Wednesday, June 13, 2018
Web Secret 523: Cybersecurity - part 5
Do you ever host or attend conferences or meetings? Rhetorical question.
There are cybersecurity best practices to consider, as I discovered after plowing through "The Cybersecurity Challenge", an article which I summarized for this post.
Registration puts financial information at risk. If you are storing any personally identifiable information and collecting credit card payments, you must comply with the PCI (Payment Card Industry) data security standard. There are companies that can help you with that.
Every assemblage of human beings includes a large mobile devices. It is not unusual for attendees to have a smartphone, a tablet and a laptop.

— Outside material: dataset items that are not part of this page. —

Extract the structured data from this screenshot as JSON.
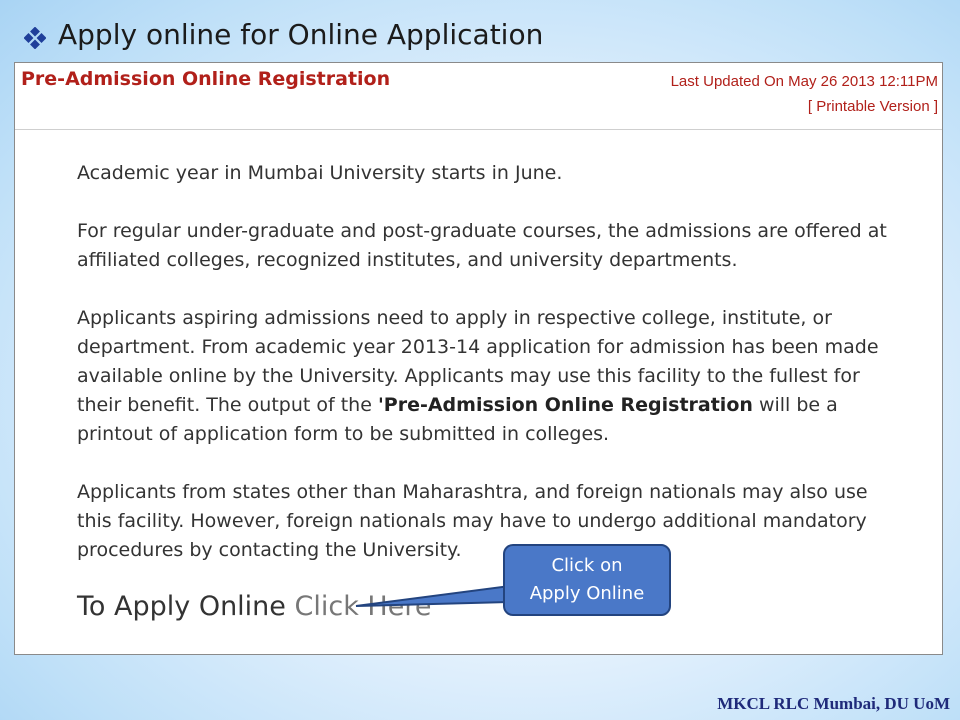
{
  "slide": {
    "title": "Apply online for Online Application",
    "footer": "MKCL RLC Mumbai, DU UoM"
  },
  "page": {
    "title": "Pre-Admission Online Registration",
    "last_updated": "Last Updated On May 26 2013 12:11PM",
    "printable": "[ Printable Version ]"
  },
  "content": {
    "p1": "Academic year in Mumbai University starts in June.",
    "p2": "For regular under-graduate and post-graduate courses, the admissions are offered at affiliated colleges, recognized institutes, and university departments.",
    "p3_before": "Applicants aspiring admissions need to apply in respective college, institute, or department. From academic year 2013-14 application for admission has been made available online by the University. Applicants may use this facility to the fullest for their benefit. The output of the ",
    "p3_bold": "'Pre-Admission Online Registration",
    "p3_after": " will be a printout of application form to be submitted in colleges.",
    "p4": "Applicants from states other than Maharashtra, and foreign nationals may also use this facility. However, foreign nationals may have to undergo additional mandatory procedures by contacting the University."
  },
  "apply": {
    "prefix": "To Apply Online",
    "link": "Click Here"
  },
  "callout": {
    "line1": "Click on",
    "line2": "Apply Online"
  },
  "colors": {
    "accent_red": "#b1201a",
    "callout_blue": "#4a78c8",
    "footer_navy": "#1f2a7a"
  },
  "icons": {
    "bullet": "diamond-bullet-icon"
  }
}
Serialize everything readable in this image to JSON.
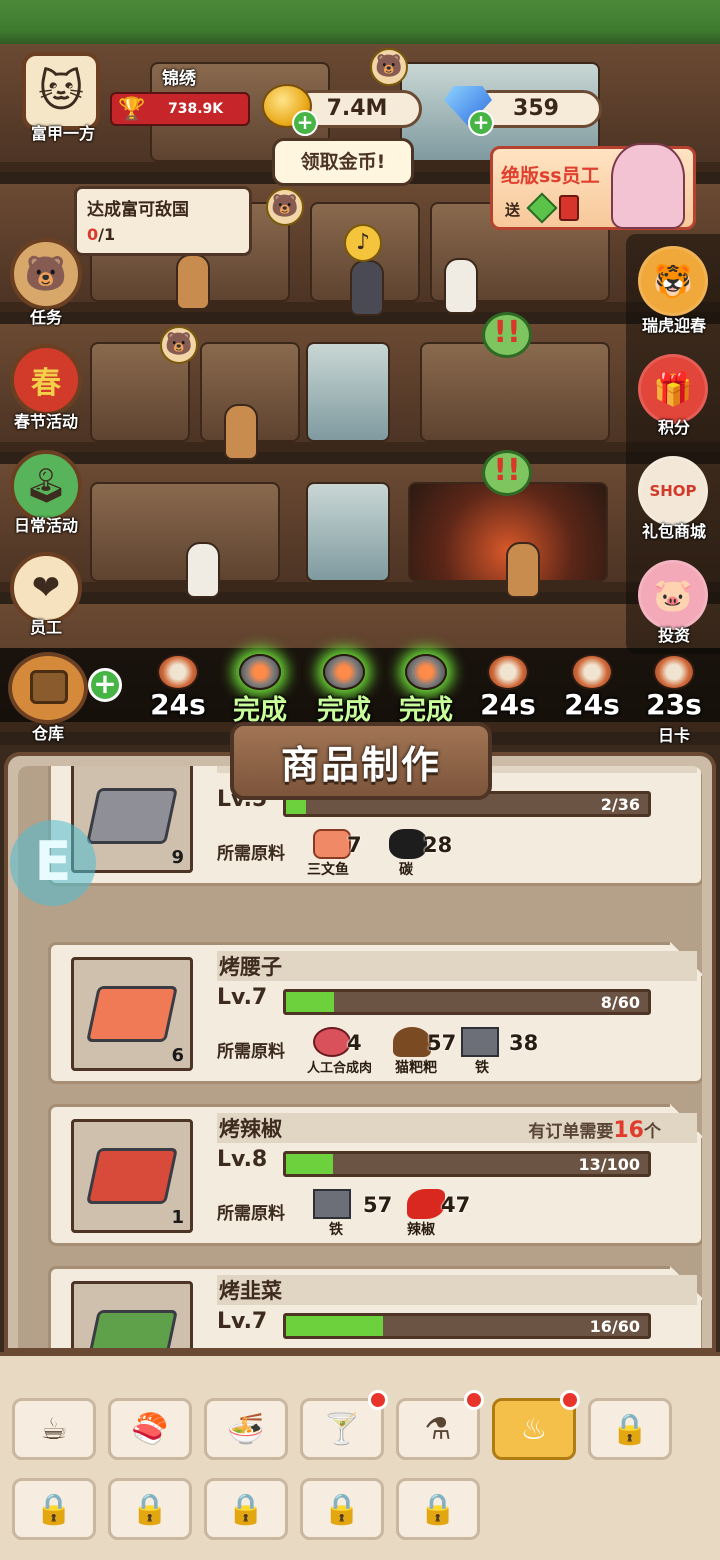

A large risk facing planners and attendees is the ill-advised use of free or “public” Wi-Fi networks in the destination. A large number of destinations have taken measures to prevent rogue Wi-Fi networks tricking attendees into connecting to them, however it’s still a common threat to take into consideration.
It is a relatively straightforward task for bad guys to generate a Wi-Fi signal that is going to look equal to or better than a real one. And they might even tailor it to your meeting and say, ‘Attention EAPA convention attendees — free Wi-Fi available to you.’ Such a hoax is called a “man in the middle” attack. It means the bad guys now have unfettered access to your computer.
Some experts advise clients to inform meeting attendees they should never use the free Wi-Fi networks in a Starbucks or any other public place.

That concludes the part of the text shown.